Barbara Guest Bio Notes


Born in 1920 in North Carolina, Barbara Guest spent her childhood in Florida and California, and evidence of these varied places is revealed in her poetry. After graduating from the University of California at Berkeley, Barbara Guest settled in New York City, where she became connected with the equally emerging poets and Abstract-Expressionist artists of the New York School, who were in turn to influence her poetry. For several years, she reviewed art for Art News, and continued to write about painting in that magazine and in Art and America. Painting and its allied arts have remained a constant in her poetry, particularly through her continuing collaborations with artists. She died on February 15, 2006, in Berkeley, where she has lived, with her daughter Hadley, during the final years of her life.

Her first books of poetry, including The Location of Things, Poems, and The Blue Stairs, were published in the 1960s. During the 1970s, books such as Moscow Mansions, The Countess from Minneapolis, and, in particular, a novel, Seeking Air, pointed to a sense of structure moving in more varied and experimental directions. This was true of her acclaimed biography of the poet H.D., Herself Defined, and especially true of a major poem, The Türler Losses, and of Biography, a book of poetry published in 1980. Fair Realism (1989) was followed within a year by Musicality, a collaboration with artist June Felter, and Defensive Rapture (1990), of which a critic observed that Guest was now "pushing the reader into the spiritual and metaphysical possibilities of language itself."

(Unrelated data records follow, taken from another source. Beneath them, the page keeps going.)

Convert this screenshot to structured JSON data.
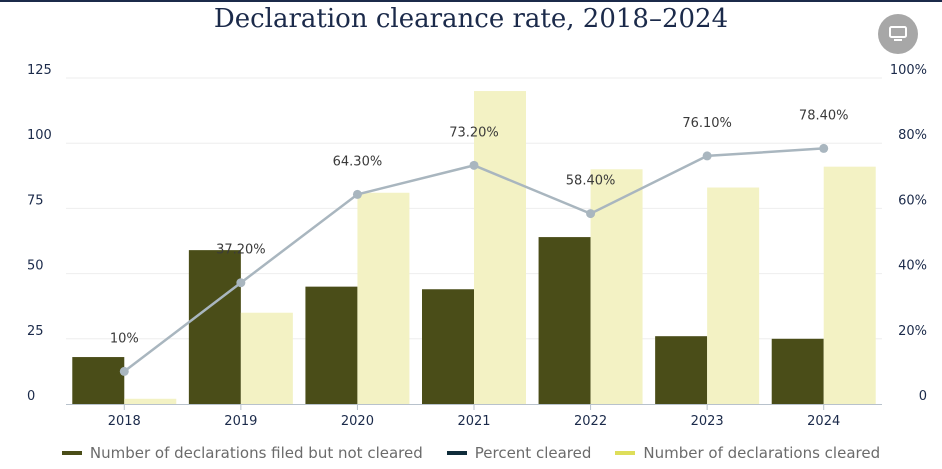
{
  "title": "Declaration clearance rate, 2018–2024",
  "colors": {
    "not_cleared": "#4a4d18",
    "cleared": "#f3f2c4",
    "line": "#a9b6bf",
    "legend_percent": "#0f2c3a",
    "legend_cleared": "#dede5a"
  },
  "chart_data": {
    "type": "bar",
    "title": "Declaration clearance rate, 2018–2024",
    "categories": [
      "2018",
      "2019",
      "2020",
      "2021",
      "2022",
      "2023",
      "2024"
    ],
    "series": [
      {
        "name": "Number of declarations filed but not cleared",
        "type": "bar",
        "axis": "left",
        "values": [
          18,
          59,
          45,
          44,
          64,
          26,
          25
        ]
      },
      {
        "name": "Percent cleared",
        "type": "line",
        "axis": "right",
        "values": [
          10,
          37.2,
          64.3,
          73.2,
          58.4,
          76.1,
          78.4
        ],
        "labels": [
          "10%",
          "37.20%",
          "64.30%",
          "73.20%",
          "58.40%",
          "76.10%",
          "78.40%"
        ]
      },
      {
        "name": "Number of declarations cleared",
        "type": "bar",
        "axis": "left",
        "values": [
          2,
          35,
          81,
          120,
          90,
          83,
          91
        ]
      }
    ],
    "y_left": {
      "ylim": [
        0,
        125
      ],
      "ticks": [
        "0",
        "25",
        "50",
        "75",
        "100",
        "125"
      ]
    },
    "y_right": {
      "ylim": [
        0,
        100
      ],
      "ticks": [
        "0",
        "20%",
        "40%",
        "60%",
        "80%",
        "100%"
      ]
    },
    "grid": true,
    "legend": "bottom-center"
  }
}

Guest has continued to publish prolifically during the 1990s, and her work has been recognized by major awards and honors. A festschrift was held at Brown University in her honor in 1993, and for two consecutive years (1995 and 1996), she received America Awards for literature from the Contemporary Arts Council -- for her Selected Poems and for Quill, Solitary Apparition. Fair Realism was awarded the Lawrence Lipton Prize, and Defensive Rapture received the San Francisco State University Poetry Award. In 1999, she was awarded the Frost Medal for Lifetime Achievement by the Poetry Society of America.